What does it look like?
Part 3: Banking-as-a-Sevice
Banking has traditionally been a closed and highly vertical industry. Yet, banking is currently undergoing a massive transformation that involves opening up and providing external parties with access to data, functions and customers. While this may still seem like an uncompetitive move, many banks are moving towards a more open way of operating. Thus, they are embracing this change and partnering with external providers that can benefit the most from new revenue streams and attract new customers.
“Banking-as-a-service (BaaS) is an end-to-end process where third parties — FinTech, non-FinTech, developers, etc. — can access and execute financial services capabilities without having to develop them organically.”
The BaaS philosophy consists in banks providing third parties with access to core systems and functions so that they can integrate digital banking and payment services into their own products. From the bank's perspective, this involves a more modular way of working and allowing the ecosystem of fintech companies and software vendors to connect to the bank using dedicated APIs.
These third-party vendors may offer products and services that significantly improve customer's interactions with the bank and/or service provider. By partnering with service providers and fintech companies, banks can help them to overcome the regulatory landscape of the financial services industry. Banks can also provide access to licensing, regulatory support, and other features that would traditionally be difficult to access and that would typically require time costly processes.
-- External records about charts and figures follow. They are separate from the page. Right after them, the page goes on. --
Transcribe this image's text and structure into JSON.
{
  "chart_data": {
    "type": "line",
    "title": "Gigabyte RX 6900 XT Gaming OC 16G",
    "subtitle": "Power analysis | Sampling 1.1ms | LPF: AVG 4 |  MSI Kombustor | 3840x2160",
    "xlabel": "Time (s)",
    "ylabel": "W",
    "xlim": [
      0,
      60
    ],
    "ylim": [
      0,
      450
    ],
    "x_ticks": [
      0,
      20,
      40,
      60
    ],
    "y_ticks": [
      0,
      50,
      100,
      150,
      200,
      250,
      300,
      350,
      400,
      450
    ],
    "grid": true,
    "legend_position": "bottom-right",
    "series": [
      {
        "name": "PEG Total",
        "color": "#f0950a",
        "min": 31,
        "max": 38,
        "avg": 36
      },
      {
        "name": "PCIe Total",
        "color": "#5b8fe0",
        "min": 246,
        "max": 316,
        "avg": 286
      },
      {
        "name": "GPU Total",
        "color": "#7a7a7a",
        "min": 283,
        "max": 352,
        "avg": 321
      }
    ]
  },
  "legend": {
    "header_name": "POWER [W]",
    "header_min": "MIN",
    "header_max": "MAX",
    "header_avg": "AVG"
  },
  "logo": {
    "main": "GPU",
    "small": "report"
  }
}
The notion of “Banking-as-a-Service” is often understood as a synonym of “open banking” as both involve the sharing the bank facilities with external parties. Yet, those are actually two different concepts. While open banking, the bank provides third-party providers with access to existing data through its open APIs in accordance with government regulation or initiatives, Banking-as-a-service consists in banks opening access to its specific services such as payments, lendings or account opening to non-banking parties thus making them accessible to non-related audiences and fields.
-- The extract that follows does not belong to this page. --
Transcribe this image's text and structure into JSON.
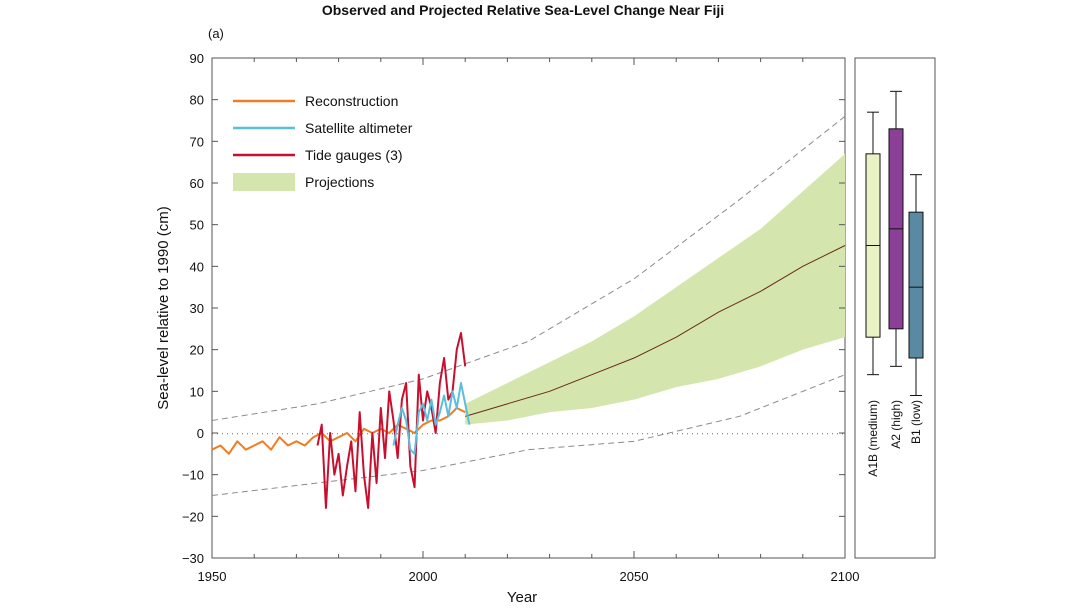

The “Banking-as-a-Service” solution results in numerous benefits for both banks and third-party providers. Creating “Banking-as-a-Service” platform helps traditional banks to diversify their revenue streams at low costs by implementing revenue sharing agreements, setting setup and recurring fees. They also get access to “fresh” customer bases including unbanked layers and international clients. At the same time, their existing and those new customers can benefit from wider service range within one ecosystem/solution which increases customer loyalty.
One of the main benefits of third-party service providers including financial, payment and software startups is, of course, the faster market access in one of the most competitive fields in the world. Alongside with faster development and easier go-to-market process, those third-party projects overcome regulatory complexities, the stage where most of fintechs get stuck today.
Thus, while traditional banking models are suffering from multiple market challenges, their only reasonable solution seems to become modular and platform-based for effective and fast partnerships and, as a result, service range constant growth. Such a conceptual solution is the only one to help traditional banking institutions to keep their client base and continue world expansion even faster than ever before.
By offering Banking-as-a-Service, financial institutions can increase profit from their strong points and become partners with fintech projects (and especially unicorns among them) instead of competing with them. Most traditional banking models offer end-to-end banking solutions - from customer acquisition, connection, service, maintenance to increasing wallet share. With the BaaS concept, banks will have to recognize the efficiency of focusing on key competences in which they are strong and partner with specific service providers in those areas where their competence is lower.